What’s lacking is any sense of realism about newspapers’ collapsing finances and any exploration of the newsroom’s own culpability in failing to adapt. The Tribune Co. and Mr. Zell were far from ideal owners, but “bean counting” is precisely what they were obliged to do. After 2000, the forces working against the old model were so powerful that swashbuckling innovators like Col. McCormick himself might have had trouble making money. Mr. Zell has been a disaster, but he was also the last fool to think there was untapped value in big-city newspapers.
Along with Matt Welch, I was at the LA Times before and during Zell. What the newsroom narrative leaves out is how during the decades before, the Tribune’s prospects had been brought to such a bleak state by year over year over year of decline in every key indicator (readership, advertising, influence..), that it had so completely ignored its own possible life raft (the internet) that the company was so damaged it left itself wide open to hustlers like Zell. If you cover yourself with blood and jump into the ocean, sharks might just come knocking.
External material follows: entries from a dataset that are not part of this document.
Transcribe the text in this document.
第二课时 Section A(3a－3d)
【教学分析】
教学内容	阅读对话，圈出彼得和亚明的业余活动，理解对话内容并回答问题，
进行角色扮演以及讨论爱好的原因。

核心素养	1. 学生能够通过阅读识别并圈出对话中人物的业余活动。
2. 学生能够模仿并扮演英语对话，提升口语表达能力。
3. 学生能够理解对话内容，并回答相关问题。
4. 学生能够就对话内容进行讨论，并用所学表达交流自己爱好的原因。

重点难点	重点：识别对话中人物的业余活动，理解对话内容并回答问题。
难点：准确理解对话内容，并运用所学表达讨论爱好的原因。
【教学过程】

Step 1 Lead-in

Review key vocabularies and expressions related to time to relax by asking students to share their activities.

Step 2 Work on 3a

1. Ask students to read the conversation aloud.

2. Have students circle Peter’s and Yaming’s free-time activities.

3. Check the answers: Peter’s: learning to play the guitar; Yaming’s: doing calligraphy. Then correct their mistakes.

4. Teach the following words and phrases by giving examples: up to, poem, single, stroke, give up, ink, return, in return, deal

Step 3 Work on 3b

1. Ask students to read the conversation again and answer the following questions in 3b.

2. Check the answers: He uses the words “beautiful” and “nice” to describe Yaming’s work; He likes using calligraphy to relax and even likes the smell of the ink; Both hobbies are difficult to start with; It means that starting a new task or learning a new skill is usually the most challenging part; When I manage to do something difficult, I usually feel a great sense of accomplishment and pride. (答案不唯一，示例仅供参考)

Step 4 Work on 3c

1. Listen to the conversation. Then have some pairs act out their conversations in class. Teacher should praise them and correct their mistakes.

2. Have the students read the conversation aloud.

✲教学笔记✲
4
I could (and often do) go on for hours about the ways in which the self-important managers of old time Tribune slammed the door in the face of their future. And Mr. Jim O’ Shea in his tenure at the LA Times certainly gave no indication of any sense that in the face of plummeting readership any thought might be given to shaking things up just a tad. Something that if you follow the LAT’s city coverage, has happened post O’Shea’s departure and miraculously, during the Zell era. Yes somehow, Sam Zell did not stand in the way of that breaking major local stories. But not looking here, for today anyway, to bring down the old folks, just to say, can we dump a few million grains of salt on the beatification ceremonies please?